REAL ESTATE NEWS
California real estate recovery means higher property taxes for many
SACRAMENTO, Calif.
May 5 (Reuters) - California's recovering real estate market means higher property taxes for homeowners whose bills were reduced during the economic downturn, despite tough protections against tax hikes imposed by voters decades ago, a new report says.
After rising by double digits for years during the housing boom, property values in some parts of the most populous U.S. state dropped by more than half during the mortgage meltdown that began in 2007, leading the tax collectors to grant reductions in the levies charged to fund schools, local government and other programs.
But values have started to climb back up, increasing by 12 percent in 2012 and almost 20 percent in 2013, the state legislative analyst's office said in its report.
Most people in the state will not be affected, the report said. But for those who purchased their homes at the top of the market and later got a tax reduction, assessments will come back up along with the value of their properties.
Property taxes in California are limited to 1 percent of a home's assessed value - and increases in that value are typically kept artificially low under the tax relief initiative known as Proposition 13, which passed in 1978.

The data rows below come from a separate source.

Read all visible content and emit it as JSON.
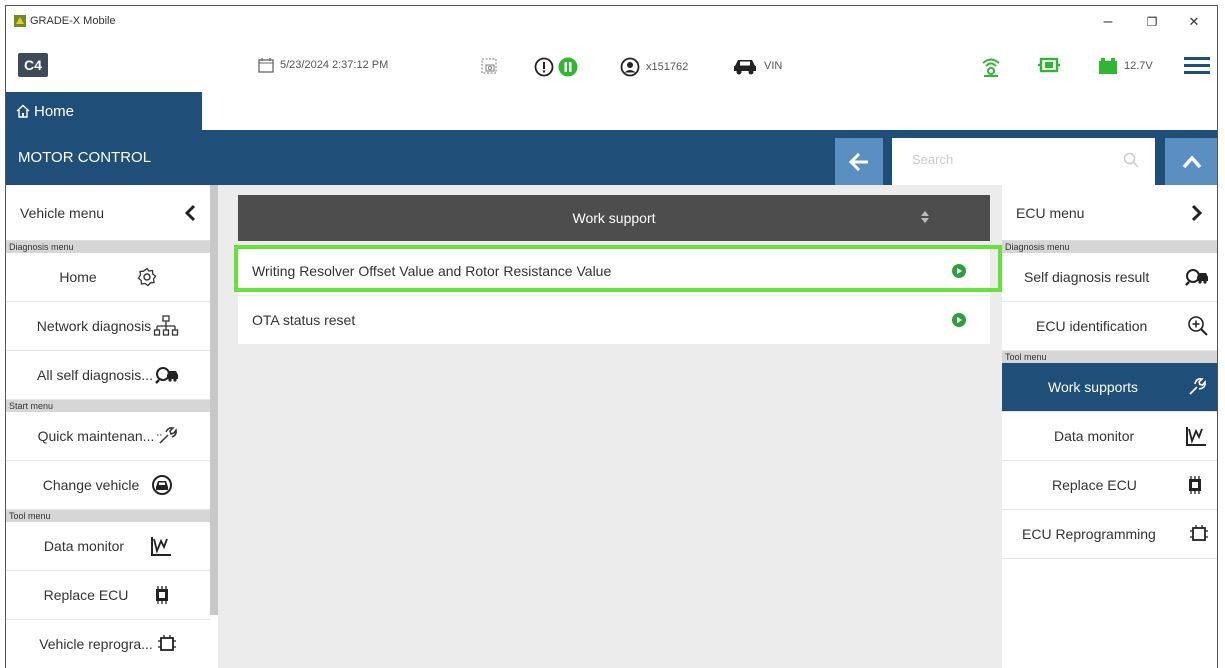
{
  "window": {
    "title": "GRADE-X Mobile",
    "controls": {
      "minimize": "–",
      "maximize": "❐",
      "close": "✕"
    }
  },
  "toolbar": {
    "logo": "C4",
    "datetime": "5/23/2024 2:37:12 PM",
    "user": "x151762",
    "vin": "VIN",
    "voltage": "12.7V"
  },
  "tabs": {
    "home": "Home"
  },
  "module": {
    "title": "MOTOR CONTROL",
    "search_placeholder": "Search"
  },
  "left_panel": {
    "header": "Vehicle menu",
    "sections": {
      "diagnosis": "Diagnosis menu",
      "start": "Start menu",
      "tool": "Tool menu"
    },
    "items": {
      "home": "Home",
      "network_diagnosis": "Network diagnosis",
      "all_self_diagnosis": "All self diagnosis...",
      "quick_maintenance": "Quick maintenan...",
      "change_vehicle": "Change vehicle",
      "data_monitor": "Data monitor",
      "replace_ecu": "Replace ECU",
      "vehicle_reprogramming": "Vehicle reprogra..."
    }
  },
  "work_support": {
    "header": "Work support",
    "rows": [
      {
        "label": "Writing Resolver Offset Value and Rotor Resistance Value",
        "selected": true
      },
      {
        "label": "OTA status reset",
        "selected": false
      }
    ]
  },
  "right_panel": {
    "header": "ECU menu",
    "sections": {
      "diagnosis": "Diagnosis menu",
      "tool": "Tool menu"
    },
    "items": {
      "self_diagnosis_result": "Self diagnosis result",
      "ecu_identification": "ECU identification",
      "work_supports": "Work supports",
      "data_monitor": "Data monitor",
      "replace_ecu": "Replace ECU",
      "ecu_reprogramming": "ECU Reprogramming"
    }
  },
  "colors": {
    "nav_blue": "#1f4e79",
    "button_blue": "#5b8ec1",
    "highlight_green": "#66e33a",
    "play_green": "#2e9e3e",
    "status_green": "#2fb82f"
  }
}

Under the law, the assessed value of a home may rise by just 2 percent each year, even if the market value of the property increases by much more than that.
The exception, however, is when the assessed value of a house or business property has been reduced due to a drop in the market. In those cases, the assessed value rises in future years to the market level, or to the level that it would have been under Proposition 13's rules, whichever is lower.
People who purchased their homes at the top of the market are the most likely to be in this position, because their taxes would have been based on the market value at that time.
For them, tax rates could go up by as much as 20 percent next year, and 10 percent per year after that, as the market returns to its former level, the report said.